The Wi-Fi (802.11 a/b/g/n) range most people are familiar with operates at either 2.4 GHz or 5 GHz. At these frequencies, the radio waves do not travel as far as waves at the lower frequencies do. At 2.4 GHz, the waves can travel less than 259 m (820 feet). LPWAN can typically reach between 1 km to 10 km. In addition, obstacles like walls and doors within a building can block higher-frequency waves (2.4 GHz or 5 GHz). As shown in Figure 1, the Wi-Fi HaLow operating range spans 1 MHz to 16 MHz channels. The 1 MHz channel waves travel farther, while the 16 MHz channel provides higher data transmission rates. A top speed of 80 Mbps can be achieved using the 16 MHz channel.

Figure 1. The Wi-Fi HaLow operates in the sub-1 GHz range using channels from 1 to 16 MHz. (Image: Wi-Fi Alliance white paper).

“Wi-Fi HaLow is well suited to meet the unique needs of the Smart Home, Smart City, and industrial markets because of its ability to operate using very low power, penetrate through walls, and operate at significantly longer ranges than Wi-Fi today. Wi-Fi HaLow expands the unmatched versatility of Wi-Fi to enable applications from small, battery-operated wearable devices to large-scale industrial facility deployments – and everything in between. Wi-Fi HaLow will broadly adopt existing Wi-Fi protocols and deliver many of the benefits that consumers have come to expect from Wi-Fi today, including multi-vendor interoperability, strong government-grade security, and easy setup,” commented Kevin Robinson, Senior Vice President, Marketing of Wi-Fi Alliance.

The IEEE 802.11ah/ Wi-Fi HaLow frequency band allocation differs by region. Therefore, devices that work in one region may not be compatible with devices in a region that uses a different frequency band allocation (Figure 2).

Figure 2: IEEE 802.11ah/ Wi-Fi HaLow Frequency Band allocation. (Image: IEEE.ORG)

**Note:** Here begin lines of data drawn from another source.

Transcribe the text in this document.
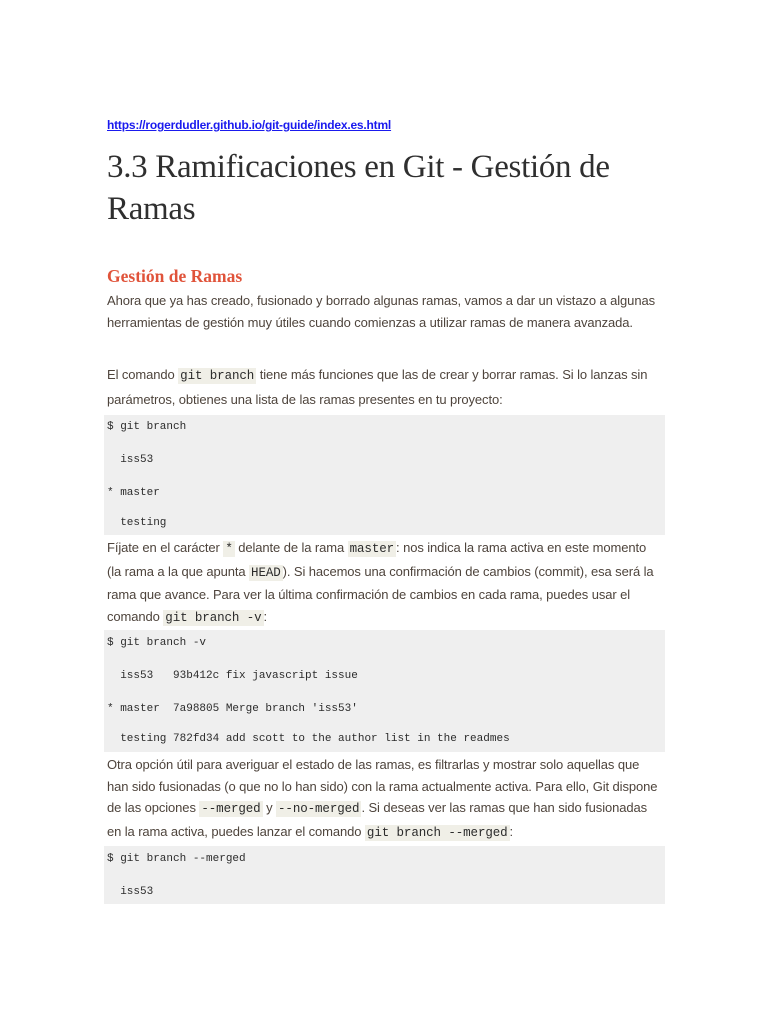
https://rogerdudler.github.io/git-guide/index.es.html
3.3 Ramificaciones en Git - Gestión de Ramas
Gestión de Ramas

Ahora que ya has creado, fusionado y borrado algunas ramas, vamos a dar un vistazo a algunas herramientas de gestión muy útiles cuando comienzas a utilizar ramas de manera avanzada.

El comando git branch tiene más funciones que las de crear y borrar ramas. Si lo lanzas sin parámetros, obtienes una lista de las ramas presentes en tu proyecto:

$ git branch
iss53
* master
testing

Fíjate en el carácter * delante de la rama master : nos indica la rama activa en este momento (la rama a la que apunta HEAD ). Si hacemos una confirmación de cambios (commit), esa será la rama que avance. Para ver la última confirmación de cambios en cada rama, puedes usar el comando git branch -v :

$ git branch -v
iss53   93b412c fix javascript issue
* master  7a98805 Merge branch 'iss53'
testing 782fd34 add scott to the author list in the readmes

Otra opción útil para averiguar el estado de las ramas, es filtrarlas y mostrar solo aquellas que han sido fusionadas (o que no lo han sido) con la rama actualmente activa. Para ello, Git dispone de las opciones --merged y --no-merged . Si deseas ver las ramas que han sido fusionadas en la rama activa, puedes lanzar el comando git branch --merged :

$ git branch --merged
iss53
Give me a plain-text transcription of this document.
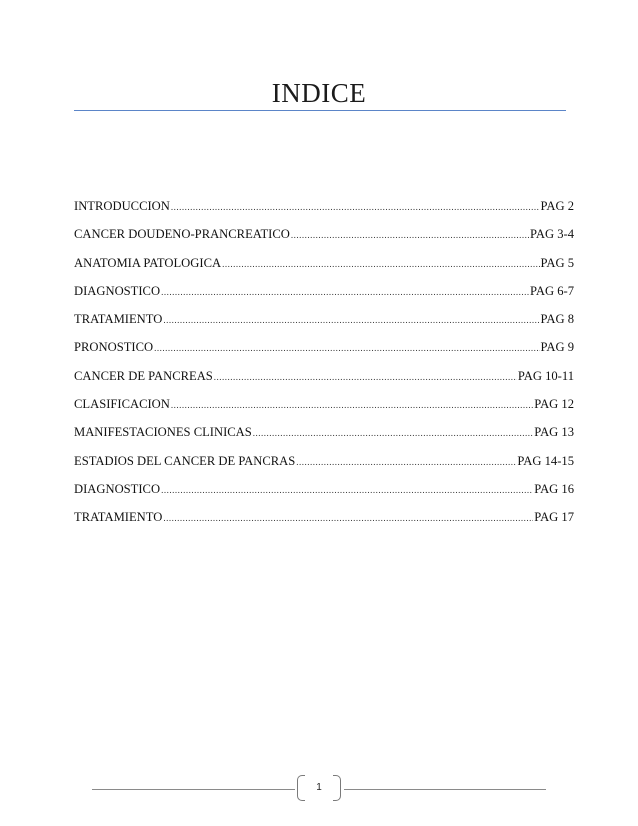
INDICE
INTRODUCCION .....	PAG 2
CANCER DOUDENO-PRANCREATICO .....	PAG 3-4
ANATOMIA PATOLOGICA .....	PAG 5
DIAGNOSTICO .....	PAG 6-7
TRATAMIENTO .....	PAG 8
PRONOSTICO .....	PAG 9
CANCER DE PANCREAS .....	PAG 10-11
CLASIFICACION .....	PAG 12
MANIFESTACIONES CLINICAS .....	PAG 13
ESTADIOS DEL CANCER DE PANCRAS .....	PAG 14-15
DIAGNOSTICO .....	PAG 16
TRATAMIENTO .....	PAG 17
1
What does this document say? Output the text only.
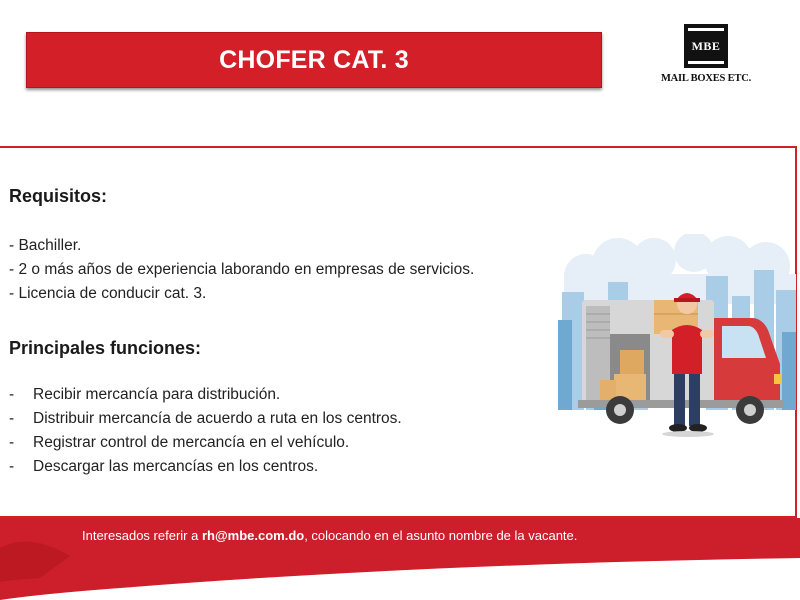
CHOFER CAT. 3	MBE
MAIL BOXES ETC.
Requisitos:
- Bachiller.
- 2 o más años de experiencia laborando en empresas de servicios.
- Licencia de conducir cat. 3.
Principales funciones:
- Recibir mercancía para distribución.
- Distribuir mercancía de acuerdo a ruta en los centros.
- Registrar control de mercancía en el vehículo.
- Descargar las mercancías en los centros.
Interesados referir a rh@mbe.com.do, colocando en el asunto nombre de la vacante.
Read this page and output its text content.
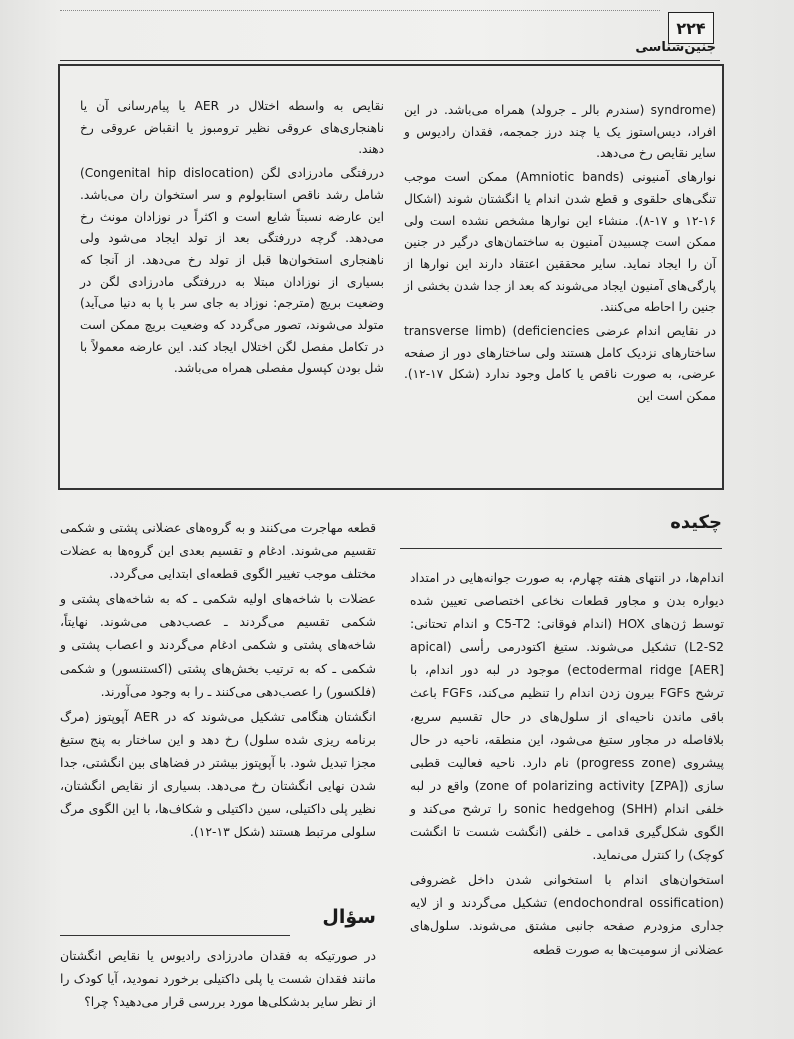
۲۲۴
جنین‌شناسی

(syndrome (سندرم بالر ـ جرولد) همراه می‌باشد. در این افراد، دیس‌استوز یک یا چند درز جمجمه، فقدان رادیوس و سایر نقایص رخ می‌دهد.

نوارهای آمنیونی (Amniotic bands) ممکن است موجب تنگی‌های حلقوی و قطع شدن اندام یا انگشتان شوند (اشکال ۱۶-۱۲ و ۱۷-۸). منشاء این نوارها مشخص نشده است ولی ممکن است چسبیدن آمنیون به ساختمان‌های درگیر در جنین آن را ایجاد نماید. سایر محققین اعتقاد دارند این نوارها از پارگی‌های آمنیون ایجاد می‌شوند که بعد از جدا شدن بخشی از جنین را احاطه می‌کنند.

در نقایص اندام عرضی transverse limb) (deficiencies ساختارهای نزدیک کامل هستند ولی ساختارهای دور از صفحه عرضی، به صورت ناقص یا کامل وجود ندارد (شکل ۱۷-۱۲). ممکن است این

نقایص به واسطه اختلال در AER یا پیام‌رسانی آن یا ناهنجاری‌های عروقی نظیر ترومبوز یا انقباض عروقی رخ دهند.

دررفتگی مادرزادی لگن (Congenital hip dislocation) شامل رشد ناقص استابولوم و سر استخوان ران می‌باشد. این عارضه نسبتاً شایع است و اکثراً در نوزادان مونث رخ می‌دهد. گرچه دررفتگی بعد از تولد ایجاد می‌شود ولی ناهنجاری استخوان‌ها قبل از تولد رخ می‌دهد. از آنجا که بسیاری از نوزادان مبتلا به دررفتگی مادرزادی لگن در وضعیت بریچ (مترجم: نوزاد به جای سر با پا به دنیا می‌آید) متولد می‌شوند، تصور می‌گردد که وضعیت بریچ ممکن است در تکامل مفصل لگن اختلال ایجاد کند. این عارضه معمولاً با شل بودن کپسول مفصلی همراه می‌باشد.

چکیده

اندام‌ها، در انتهای هفته چهارم، به صورت جوانه‌هایی در امتداد دیواره بدن و مجاور قطعات نخاعی اختصاصی تعیین شده توسط ژن‌های HOX (اندام فوقانی: C5-T2 و اندام تحتانی: L2-S2) تشکیل می‌شوند. ستیغ اکتودرمی رأسی (apical ectodermal ridge [AER]) موجود در لبه دور اندام، با ترشح FGFs بیرون زدن اندام را تنظیم می‌کند، FGFs باعث باقی ماندن ناحیه‌ای از سلول‌های در حال تقسیم سریع، بلافاصله در مجاور ستیغ می‌شود، این منطقه، ناحیه در حال پیشروی (progress zone) نام دارد. ناحیه فعالیت قطبی سازی (zone of polarizing activity [ZPA]) واقع در لبه خلفی اندام sonic hedgehog (SHH) را ترشح می‌کند و الگوی شکل‌گیری قدامی ـ خلفی (انگشت شست تا انگشت کوچک) را کنترل می‌نماید.

استخوان‌های اندام با استخوانی شدن داخل غضروفی (endochondral ossification) تشکیل می‌گردند و از لایه جداری مزودرم صفحه جانبی مشتق می‌شوند. سلول‌های عضلانی از سومیت‌ها به صورت قطعه

قطعه مهاجرت می‌کنند و به گروه‌های عضلانی پشتی و شکمی تقسیم می‌شوند. ادغام و تقسیم بعدی این گروه‌ها به عضلات مختلف موجب تغییر الگوی قطعه‌ای ابتدایی می‌گردد.

عضلات با شاخه‌های اولیه شکمی ـ که به شاخه‌های پشتی و شکمی تقسیم می‌گردند ـ عصب‌دهی می‌شوند. نهایتاً، شاخه‌های پشتی و شکمی ادغام می‌گردند و اعصاب پشتی و شکمی ـ که به ترتیب بخش‌های پشتی (اکستنسور) و شکمی (فلکسور) را عصب‌دهی می‌کنند ـ را به وجود می‌آورند.

انگشتان هنگامی تشکیل می‌شوند که در AER آپوپتوز (مرگ برنامه ریزی شده سلول) رخ دهد و این ساختار به پنج ستیغ مجزا تبدیل شود. با آپوپتوز بیشتر در فضاهای بین انگشتی، جدا شدن نهایی انگشتان رخ می‌دهد. بسیاری از نقایص انگشتان، نظیر پلی داکتیلی، سین داکتیلی و شکاف‌ها، با این الگوی مرگ سلولی مرتبط هستند (شکل ۱۳-۱۲).

سؤال

در صورتیکه به فقدان مادرزادی رادیوس یا نقایص انگشتان مانند فقدان شست یا پلی داکتیلی برخورد نمودید، آیا کودک را از نظر سایر بدشکلی‌ها مورد بررسی قرار می‌دهید؟ چرا؟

What are the applications for HaLow?

IoT use in smart factories, buildings, cities, warehouses, transportation, medical, and many other remote monitoring applications has created significant market opportunities. As a result, the IoT is growing exponentially. However, operating at 2.4 and 5 GHz, today’s Wi-Fi will never solve the IoT problems because it supports a short range of a few hundred meters. IoT connections require distance in the kilometer range. (See answer 1 above). HaLow aims to provide a Wi-Fi IoT solution for applications including smart home, smart city, connected vehicles, agriculture, digital healthcare, and various industrial automation uses, which has not been possible before with the 2.4 GHz /5 GHz Wi-Fi solutions.

HaLow will serve the IoT segments, while traditional Wi-Fi will support high-speed applications, including video streaming. In other words, you will not be able to watch videos using HaLow.

How fast is HaLow?

HaLow’s data rate is scalable; 80 Mbps at 1m and 150 kbps at 1km.

What is the distance range of HaLow?

It can reach a distance of 1km.

Is HaLow a low-power wide area network (LPWAN)?

Yes. Similar to other LPWAN designs and applications, HaLow connects to sensors that transmit data infrequently. Power is only on for a short duration during connection to achieve low power consumption.

What are the characteristics of the IEEE 802.11ah (HaLow) protocol?

The chart below details HaLow’s specific characteristics.

Figure 3: IEEE 802.11ah/ Wi-Fi HaLow characteristics. Source: Wi-Fi Alliance.